English    Türkçe    فارسی   

1
3344-3368

  • چون گناه و فسق خلقان جهان ** می‌‌شدی بر هر دو روشن آن زمان‌‌
  • Bu iki melek, cihan halkının günahını, kötülüğünü görünce,
  • دست‌‌خاییدن گرفتندی ز خشم ** لیک عیب خود ندیدندی به چشم‌‌ 3345
  • Hiddetlerinden ellerini ısırıyorlardı. Fakat gözleriyle kendi ayıplarını görmüyorlardı.
  • خویش در آیینه دید آن زشت مرد ** رو بگردانید از آن و خشم کرد
  • Bir çirkin, aynada kendisini görünce yüzünü çevirmiş, kızmış.
  • خویش بین چون از کسی جرمی بدید ** آتشی در وی ز دوزخ شد پدید
  • Kendisini gören kendisini beğenen; birisinde bir suç gördü mü...İçinde cehennemden daha şiddetli bir ateş parlar.
  • حمیت دین خواند او آن کبر را ** ننگرد در خویش نفس گبر را
  • O, bu kibre din gayreti adını takar; kendi kâfir nefsini görmez.
  • حمیت دین را نشانی دیگر است ** که از آن آتش جهانی اخضر است‌‌
  • Din gayretinin başka alâmeti vardır.
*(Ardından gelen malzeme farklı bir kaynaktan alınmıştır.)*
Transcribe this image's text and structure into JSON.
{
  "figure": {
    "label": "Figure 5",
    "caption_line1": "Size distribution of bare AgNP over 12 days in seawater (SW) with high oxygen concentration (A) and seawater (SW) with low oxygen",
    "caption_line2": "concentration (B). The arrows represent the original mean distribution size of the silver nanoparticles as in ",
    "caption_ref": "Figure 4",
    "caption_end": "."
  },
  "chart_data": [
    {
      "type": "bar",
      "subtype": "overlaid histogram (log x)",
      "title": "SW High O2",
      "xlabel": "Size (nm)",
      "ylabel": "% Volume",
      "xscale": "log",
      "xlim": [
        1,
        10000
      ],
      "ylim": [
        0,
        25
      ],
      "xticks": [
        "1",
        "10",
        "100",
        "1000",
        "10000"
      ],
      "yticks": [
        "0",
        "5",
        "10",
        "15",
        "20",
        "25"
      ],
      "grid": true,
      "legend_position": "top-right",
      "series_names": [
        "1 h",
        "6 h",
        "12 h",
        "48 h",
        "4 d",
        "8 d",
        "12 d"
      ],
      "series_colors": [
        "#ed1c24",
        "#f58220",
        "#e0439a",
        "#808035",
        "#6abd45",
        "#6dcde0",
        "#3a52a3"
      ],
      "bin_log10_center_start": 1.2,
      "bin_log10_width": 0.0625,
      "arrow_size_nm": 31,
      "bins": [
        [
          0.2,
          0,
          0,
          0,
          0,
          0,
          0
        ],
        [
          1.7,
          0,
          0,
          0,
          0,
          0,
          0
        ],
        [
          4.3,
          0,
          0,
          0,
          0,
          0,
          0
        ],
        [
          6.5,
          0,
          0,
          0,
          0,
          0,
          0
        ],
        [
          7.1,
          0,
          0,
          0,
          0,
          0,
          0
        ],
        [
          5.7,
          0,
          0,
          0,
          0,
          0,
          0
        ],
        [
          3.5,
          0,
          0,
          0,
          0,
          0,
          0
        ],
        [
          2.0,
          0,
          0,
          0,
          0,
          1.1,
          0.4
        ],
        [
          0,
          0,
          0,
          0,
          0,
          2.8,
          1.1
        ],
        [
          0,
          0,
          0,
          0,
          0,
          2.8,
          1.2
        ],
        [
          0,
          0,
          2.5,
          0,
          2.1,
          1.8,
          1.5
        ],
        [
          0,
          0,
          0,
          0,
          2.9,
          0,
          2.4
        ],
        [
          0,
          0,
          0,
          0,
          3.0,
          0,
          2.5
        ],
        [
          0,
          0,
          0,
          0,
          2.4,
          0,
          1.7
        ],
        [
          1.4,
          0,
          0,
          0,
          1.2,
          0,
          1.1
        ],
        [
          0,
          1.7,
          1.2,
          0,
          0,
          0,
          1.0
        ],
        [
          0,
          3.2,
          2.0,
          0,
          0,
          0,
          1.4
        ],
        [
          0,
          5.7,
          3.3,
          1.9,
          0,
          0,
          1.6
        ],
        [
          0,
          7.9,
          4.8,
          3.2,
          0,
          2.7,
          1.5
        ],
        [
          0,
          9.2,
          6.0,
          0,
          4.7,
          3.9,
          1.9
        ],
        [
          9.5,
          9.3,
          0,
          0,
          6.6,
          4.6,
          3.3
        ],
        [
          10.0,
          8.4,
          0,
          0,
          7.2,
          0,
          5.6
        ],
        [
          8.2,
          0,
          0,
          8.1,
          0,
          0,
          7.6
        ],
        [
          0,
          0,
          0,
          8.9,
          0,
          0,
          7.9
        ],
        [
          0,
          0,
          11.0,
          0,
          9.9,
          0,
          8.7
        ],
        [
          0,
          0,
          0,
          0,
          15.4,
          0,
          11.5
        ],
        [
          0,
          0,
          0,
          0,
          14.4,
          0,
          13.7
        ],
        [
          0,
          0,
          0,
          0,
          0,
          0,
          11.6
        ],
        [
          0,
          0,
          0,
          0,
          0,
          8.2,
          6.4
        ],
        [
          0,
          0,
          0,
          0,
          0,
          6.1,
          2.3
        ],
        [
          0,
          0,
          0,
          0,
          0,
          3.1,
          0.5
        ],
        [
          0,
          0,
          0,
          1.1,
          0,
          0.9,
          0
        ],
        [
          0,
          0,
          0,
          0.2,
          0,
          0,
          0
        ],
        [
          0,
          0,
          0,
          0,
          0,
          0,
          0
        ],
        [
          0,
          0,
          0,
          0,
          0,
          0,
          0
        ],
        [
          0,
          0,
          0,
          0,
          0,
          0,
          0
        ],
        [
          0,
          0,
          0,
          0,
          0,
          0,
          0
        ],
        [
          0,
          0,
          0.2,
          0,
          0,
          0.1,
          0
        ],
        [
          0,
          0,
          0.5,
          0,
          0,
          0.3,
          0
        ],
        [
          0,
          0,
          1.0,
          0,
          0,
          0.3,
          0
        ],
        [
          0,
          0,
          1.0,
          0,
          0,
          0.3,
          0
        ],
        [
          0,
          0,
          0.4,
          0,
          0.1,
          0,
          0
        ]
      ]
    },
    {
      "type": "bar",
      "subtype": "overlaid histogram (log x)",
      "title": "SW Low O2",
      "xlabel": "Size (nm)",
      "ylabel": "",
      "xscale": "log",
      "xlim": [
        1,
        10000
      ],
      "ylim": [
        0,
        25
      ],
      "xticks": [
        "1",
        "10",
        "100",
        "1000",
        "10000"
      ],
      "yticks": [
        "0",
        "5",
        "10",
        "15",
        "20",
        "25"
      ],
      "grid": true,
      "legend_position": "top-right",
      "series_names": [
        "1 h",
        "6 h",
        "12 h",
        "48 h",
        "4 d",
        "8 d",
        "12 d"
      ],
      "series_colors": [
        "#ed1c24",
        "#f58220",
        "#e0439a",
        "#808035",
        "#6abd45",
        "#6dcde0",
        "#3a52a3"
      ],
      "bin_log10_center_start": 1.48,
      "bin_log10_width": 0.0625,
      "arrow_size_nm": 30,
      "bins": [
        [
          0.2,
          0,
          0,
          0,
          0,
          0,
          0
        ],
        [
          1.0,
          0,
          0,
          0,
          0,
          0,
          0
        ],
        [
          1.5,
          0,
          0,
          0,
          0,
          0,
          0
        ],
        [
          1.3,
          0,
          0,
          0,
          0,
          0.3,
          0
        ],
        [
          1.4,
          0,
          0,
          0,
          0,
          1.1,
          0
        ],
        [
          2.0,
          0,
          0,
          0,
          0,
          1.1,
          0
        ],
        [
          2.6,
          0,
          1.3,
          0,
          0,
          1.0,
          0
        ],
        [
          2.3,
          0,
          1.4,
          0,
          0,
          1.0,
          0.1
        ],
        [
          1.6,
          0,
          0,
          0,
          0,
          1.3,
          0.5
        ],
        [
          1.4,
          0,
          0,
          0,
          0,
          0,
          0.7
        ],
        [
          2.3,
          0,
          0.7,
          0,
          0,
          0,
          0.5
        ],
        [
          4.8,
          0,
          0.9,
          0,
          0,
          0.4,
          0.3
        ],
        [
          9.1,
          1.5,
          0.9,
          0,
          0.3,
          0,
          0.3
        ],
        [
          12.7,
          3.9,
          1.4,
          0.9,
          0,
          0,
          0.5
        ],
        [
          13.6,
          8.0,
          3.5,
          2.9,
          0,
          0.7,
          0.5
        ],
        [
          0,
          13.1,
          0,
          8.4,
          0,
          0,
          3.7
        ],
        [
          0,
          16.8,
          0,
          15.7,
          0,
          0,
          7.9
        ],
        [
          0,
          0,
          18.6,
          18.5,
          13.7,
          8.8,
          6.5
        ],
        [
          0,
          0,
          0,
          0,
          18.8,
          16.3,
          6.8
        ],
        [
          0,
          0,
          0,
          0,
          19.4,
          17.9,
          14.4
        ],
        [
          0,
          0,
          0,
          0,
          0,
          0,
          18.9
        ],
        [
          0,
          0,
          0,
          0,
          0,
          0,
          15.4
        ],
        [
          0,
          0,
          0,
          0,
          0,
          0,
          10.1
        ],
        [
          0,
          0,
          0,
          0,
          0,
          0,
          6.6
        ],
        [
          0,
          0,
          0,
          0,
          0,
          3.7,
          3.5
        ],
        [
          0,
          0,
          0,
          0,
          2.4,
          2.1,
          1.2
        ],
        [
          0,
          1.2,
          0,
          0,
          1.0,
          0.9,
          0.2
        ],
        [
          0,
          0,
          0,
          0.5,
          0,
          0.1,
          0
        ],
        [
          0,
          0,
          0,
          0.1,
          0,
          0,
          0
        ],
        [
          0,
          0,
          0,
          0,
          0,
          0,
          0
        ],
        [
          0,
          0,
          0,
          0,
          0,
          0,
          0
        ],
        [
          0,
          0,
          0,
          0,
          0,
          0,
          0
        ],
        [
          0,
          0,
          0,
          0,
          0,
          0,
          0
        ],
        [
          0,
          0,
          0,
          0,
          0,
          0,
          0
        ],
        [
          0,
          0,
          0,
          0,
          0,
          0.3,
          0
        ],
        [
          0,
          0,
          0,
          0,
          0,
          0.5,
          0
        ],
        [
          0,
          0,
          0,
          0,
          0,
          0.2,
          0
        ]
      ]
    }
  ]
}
O ateşten bütün bir dünya yeşerir, hayat bulur.
  • گفت حقشان گر شما روشان‌‌گرید ** در سیه کاران مغفل منگرید 3350
  • Tanrı; Hârût’la Mârût’a “ Eğer siz, nurdan yaratılmış, mâsum melekseniz aldanmış, ziyankâr suçluları görmeyin.
  • شکر گویید ای سپاه و چاکران ** رسته‌‌اید از شهوت و از چاک ران‌‌
  • Ey gökyüzünün askerleri, benim kullarım! Şükredin ki şehvetten ve cinsi temayülden kurtulmuşsunuz.
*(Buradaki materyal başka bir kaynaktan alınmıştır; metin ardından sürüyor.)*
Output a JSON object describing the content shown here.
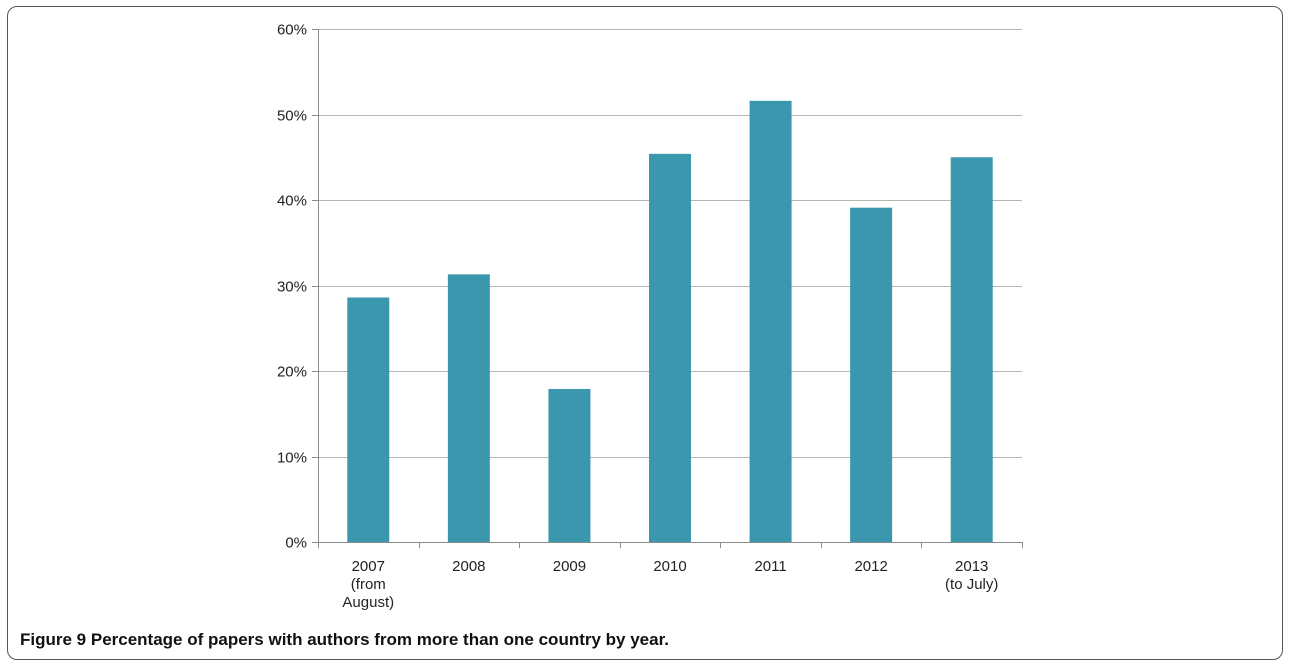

  • گر از آن معنی نهم من بر شما ** مر شما را بیش نپذیرد سما
  • Eğer size de şehvet versem, artık gök, sizi kabul etmez.
  • عصمتی که مر شما را در تن است ** آن ز عکس عصمت و حفظ من است‌‌
  • Sizdeki mâsumluk, benim ismetimin, benim korumamın aksindendir.
  • آن ز من بینید نز خود هین و هین ** تا نچربد بر شما دیو لعین‌‌
  • O mâsumluğu benden bilin, kendinizden değil. Kendinize gelin, kendinize... Lânetlenmiş Şeytan, size galip gelmesin” dedi.
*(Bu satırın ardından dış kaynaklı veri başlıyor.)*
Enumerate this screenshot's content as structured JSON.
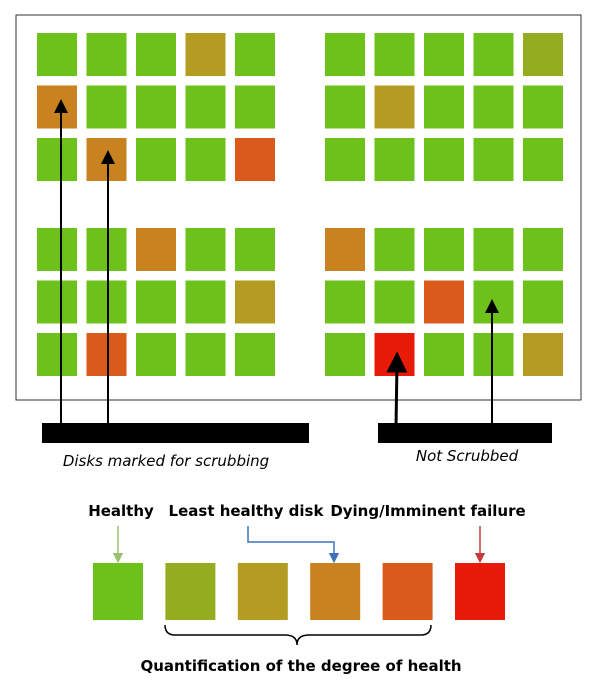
{
  "colors": {
    "healthy": "#6cc11a",
    "tier1": "#94ac20",
    "tier2": "#b49c22",
    "tier3": "#c88220",
    "tier4": "#d95a1a",
    "failing": "#e81a08",
    "arrow_healthy": "#9bc06b",
    "arrow_least": "#3f72b9",
    "arrow_failing": "#c83a3a"
  },
  "groups": [
    {
      "name": "top-left",
      "cells": [
        [
          0,
          0,
          0,
          2,
          0
        ],
        [
          3,
          0,
          0,
          0,
          0
        ],
        [
          0,
          3,
          0,
          0,
          4
        ]
      ]
    },
    {
      "name": "top-right",
      "cells": [
        [
          0,
          0,
          0,
          0,
          1
        ],
        [
          0,
          2,
          0,
          0,
          0
        ],
        [
          0,
          0,
          0,
          0,
          0
        ]
      ]
    },
    {
      "name": "bottom-left",
      "cells": [
        [
          0,
          0,
          3,
          0,
          0
        ],
        [
          0,
          0,
          0,
          0,
          2
        ],
        [
          0,
          4,
          0,
          0,
          0
        ]
      ]
    },
    {
      "name": "bottom-right",
      "cells": [
        [
          3,
          0,
          0,
          0,
          0
        ],
        [
          0,
          0,
          4,
          0,
          0
        ],
        [
          0,
          5,
          0,
          0,
          2
        ]
      ]
    }
  ],
  "labels": {
    "scrub_caption": "Disks marked for scrubbing",
    "not_scrubbed_caption": "Not Scrubbed",
    "healthy": "Healthy",
    "least_healthy": "Least healthy disk",
    "dying": "Dying/Imminent failure",
    "quantification": "Quantification of the degree of health"
  },
  "scale": [
    0,
    1,
    2,
    3,
    4,
    5
  ]
}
  • آن چنان که کاتب وحی رسول ** دید حکمت در خود و نور اصول‌‌ 3355
  • Nitekim Peygamberin vahiy kâtibi de hikmeti kendisinde gördü, kendine de vahiy geliyor zannetti.
  • خویش را هم صوت مرغان خدا ** می‌‌شمرد آن بد صفیری چون صدا
  • Tanrı kuşlarının sesi, kendinde de var sandı, o kötü ıslık, o kuşların sesi gibi güzeldir zannına düştü.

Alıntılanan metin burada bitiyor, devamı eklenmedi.